Caden's journey through autism
Bonnie remembers that day five years ago like it was yesterday. Her son Caden was 18 months old. And it was the day his doctor first said that fateful word: autism.
Caden’s doctor told her that although it was too soon for a diagnosis, he was showing signs that were consistent with an autism spectrum disorder. She recommended that he get some blood tests as well. So Bonnie drove from the doctor’s office to the hospital, parked in the parking garage and pushed Caden in his stroller through the hospital. And she cried.
And for the following weekend, she and her husband continued to cry together. Bonnie says, “It was quite devastating. You just don’t think there’s going to be anything wrong with your kid. When you have a baby, you have all these dreams of what they’ll be. And then...wham! Everything’s changed.”
Now that Caden is 6 1/2 years old, the outlook is dramatically different. Caden now attends public school, and he is a happy, healthy little boy. He is sweet and friendly, and is especially compassionate towards other children with disabilities. And Bonnie attributes his many successes to one key thing: early intervention.
Although there was not a clear diagnosis at first, Caden’s parents and pediatrician became concerned when at 9 months of age, he began missing some of the developmental milestones for his age. He wasn’t crawling, wasn’t beginning to imitate speech sounds and didn’t respond to his name or make eye contact.

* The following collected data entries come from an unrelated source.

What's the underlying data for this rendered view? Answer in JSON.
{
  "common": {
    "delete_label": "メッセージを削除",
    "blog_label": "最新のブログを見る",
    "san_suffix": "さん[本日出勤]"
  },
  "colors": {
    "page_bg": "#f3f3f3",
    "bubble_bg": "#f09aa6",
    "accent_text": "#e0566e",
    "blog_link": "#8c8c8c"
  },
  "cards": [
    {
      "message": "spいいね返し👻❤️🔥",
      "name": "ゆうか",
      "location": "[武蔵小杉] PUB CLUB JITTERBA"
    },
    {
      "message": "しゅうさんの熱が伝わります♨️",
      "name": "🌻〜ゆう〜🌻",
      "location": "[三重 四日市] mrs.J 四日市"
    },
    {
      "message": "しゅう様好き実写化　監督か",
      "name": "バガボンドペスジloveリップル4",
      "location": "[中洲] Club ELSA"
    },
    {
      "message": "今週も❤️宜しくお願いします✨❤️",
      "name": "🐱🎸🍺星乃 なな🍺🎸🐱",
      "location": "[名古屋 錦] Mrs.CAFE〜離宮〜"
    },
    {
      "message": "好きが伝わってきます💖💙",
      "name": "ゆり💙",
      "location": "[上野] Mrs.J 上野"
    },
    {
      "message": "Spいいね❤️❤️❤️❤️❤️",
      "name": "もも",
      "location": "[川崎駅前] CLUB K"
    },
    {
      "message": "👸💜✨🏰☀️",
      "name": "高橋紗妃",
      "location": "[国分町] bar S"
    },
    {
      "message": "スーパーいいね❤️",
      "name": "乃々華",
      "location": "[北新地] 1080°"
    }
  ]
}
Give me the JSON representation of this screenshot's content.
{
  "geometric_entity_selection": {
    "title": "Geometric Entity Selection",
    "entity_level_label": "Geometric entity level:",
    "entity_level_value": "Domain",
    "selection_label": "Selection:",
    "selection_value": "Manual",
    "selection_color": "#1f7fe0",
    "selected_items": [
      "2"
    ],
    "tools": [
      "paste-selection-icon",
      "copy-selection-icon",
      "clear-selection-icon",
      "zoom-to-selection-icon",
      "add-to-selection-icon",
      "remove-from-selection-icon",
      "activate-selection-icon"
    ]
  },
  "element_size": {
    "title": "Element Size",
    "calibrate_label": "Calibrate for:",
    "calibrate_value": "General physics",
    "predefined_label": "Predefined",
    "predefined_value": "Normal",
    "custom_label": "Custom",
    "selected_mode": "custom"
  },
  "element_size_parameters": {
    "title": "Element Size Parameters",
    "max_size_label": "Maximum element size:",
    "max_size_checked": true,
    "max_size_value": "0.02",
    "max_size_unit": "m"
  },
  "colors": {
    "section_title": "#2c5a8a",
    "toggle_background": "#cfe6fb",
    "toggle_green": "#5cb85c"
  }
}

At 12 months old with no further progress, their pediatrician referred Caden to the Developmental Center for Infants and Children/ Early Steps, where he was evaluated and followed by a team of experts who specialize in care for children with developmental delays. They recommended that Caden receive specialized therapy right away. Rather than waiting for concrete answers that wouldn’t come for a year or more, they began to address the problems immediately.
Through individualized speech, occupational and physical therapies Caden has made exceptional progress. When he speaks, he is able to look a person in the eye as he converses. He has friends and interacts socially. He is learning to read and write. Things that may have seemed impossible five years ago are now possible for him.
Of course, there are still many challenges ahead. He continues to attend private therapy sessions four days a week along with those offered within the public school system. When he comes home each afternoon from therapy, Bonnie begins reinforcing those therapies with speech, sensory and motor exercises. He works hard to finish homework assignments that may take his peers a fraction of the time to complete. It is exhausting work; but he does it each and every day.
It seems, though, that Caden’s greatest asset may be a family that selflessly and tirelessly strives to provide him with every advantage. His parents are his advocates, his teachers and his cheerleaders. They have worked to educate themselves, network with other parents and become intricately involved in his school and therapies in order to determine exactly what he needs. Caden’s life is full of challenges, but he also has a family that has fought to give him the life he was meant to live.
So what will the future hold for Caden? Bonnie is setting her sights on college scholarships. For now, Caden dreams of becoming a weather man for Channel 9 News.
Seems like sunny skies are on the horizon.